In 2018, "44 Pages," a 90-minute documentary, was released covering the magazine's history and legacy. In June, the company launched the Highlights Hangout podcast, an audio version of the magazine. It has stories, sound-based puzzles, listener-submitted jokes, poems, and questions. On June 25, 2019, Highlights for Childrens Twitter denounced the practice of family separation at the Mexico–United States border.

In 2021, Amazon's Audible and Highlights partnered to release podcast series based on Goofus and Gallant and Ask Arizona. The magazine also launched the Dear Highlights podcast for parents. In February 2024, Highlights for Children and Google partnered on a special issue of Highlights focusing on digital wellbeing, mental health, and online safety. The collaboration included a limited print run, a digital version, and a custom website based on Google's online safety curriculum.
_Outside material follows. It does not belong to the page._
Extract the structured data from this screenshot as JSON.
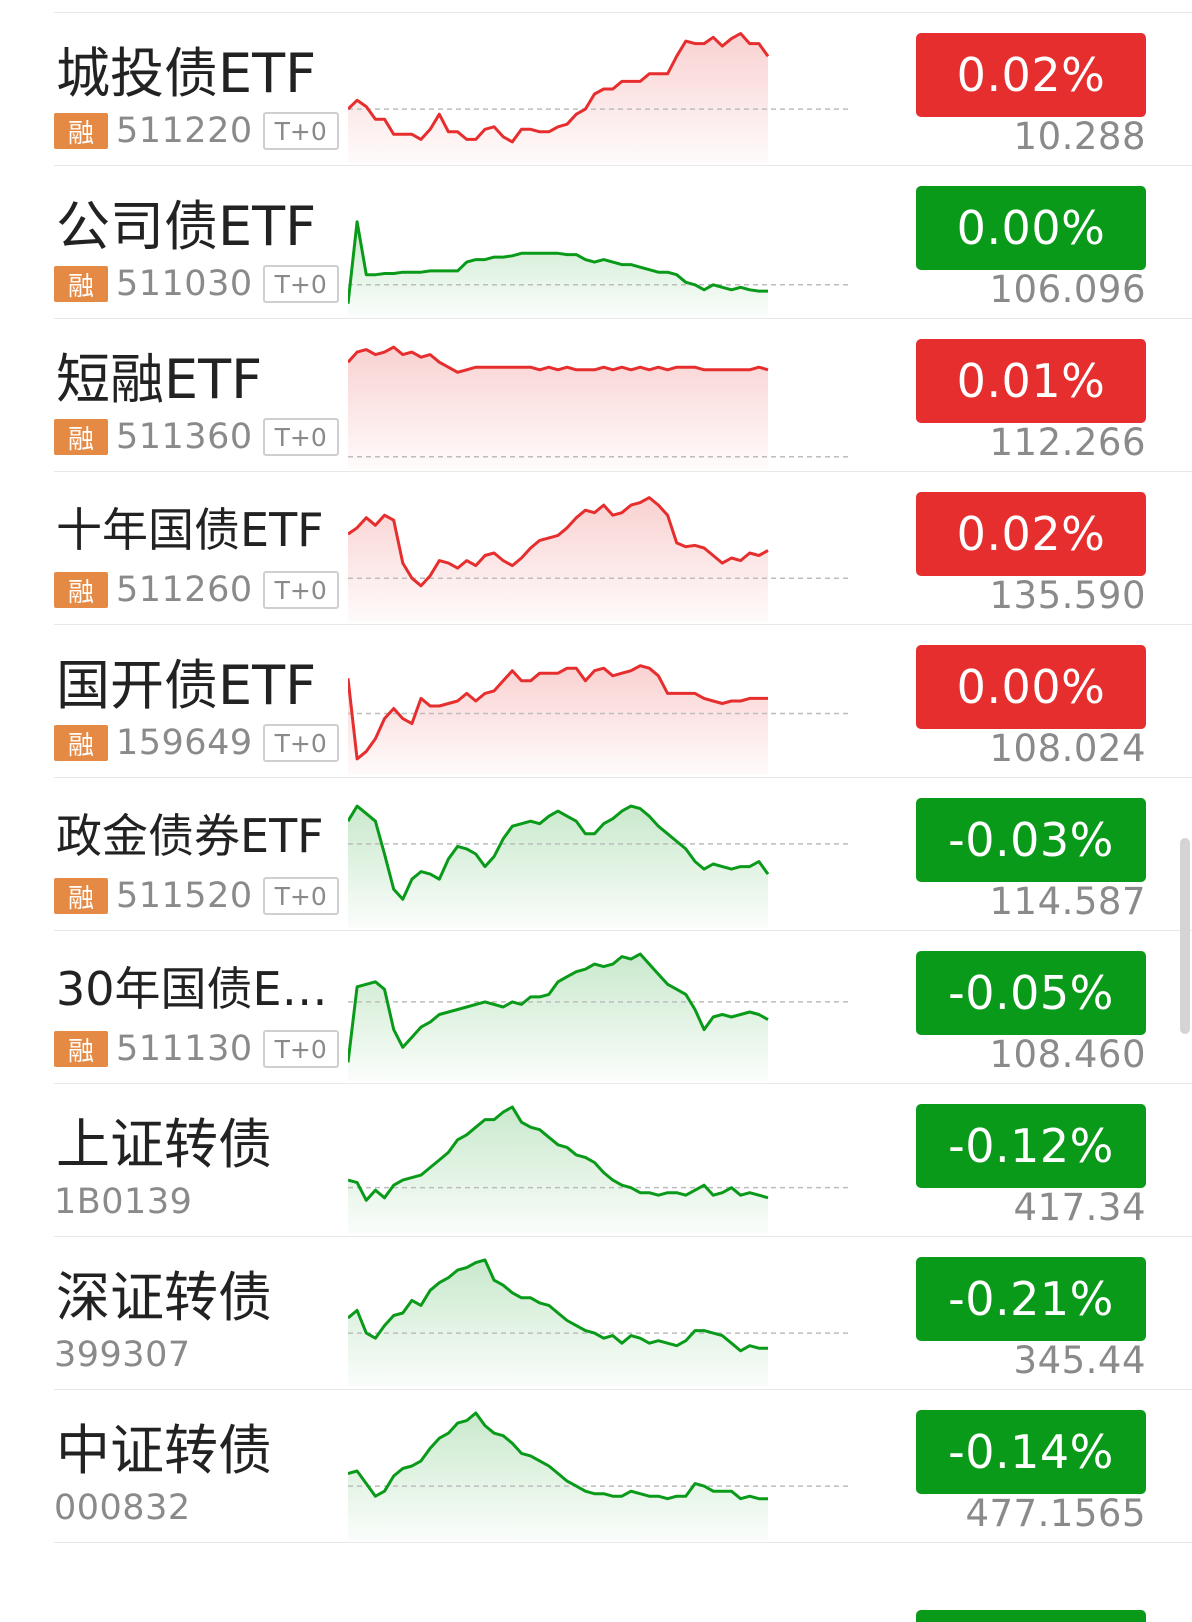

== Boyds Mills (formerly Highlights Foundation) ==
In 1984, the Highlights Foundation nonprofit was formed to support children's authors and illustrators through retreats, seminars, and workshops. The Foundation maintains a 1,300-acre retreat center in Wayne County, Pennsylvania. George K. Brown, a great-grandson of the original Highlights founders, was elected as executive director in 2018. In 2022, children's author Renée Watson endowed a scholarship for a week-long retreat by a black woman author. On January 11, 2026, the foundation announced it had changed its name to Boyds Mills. It said its purpose remained the same.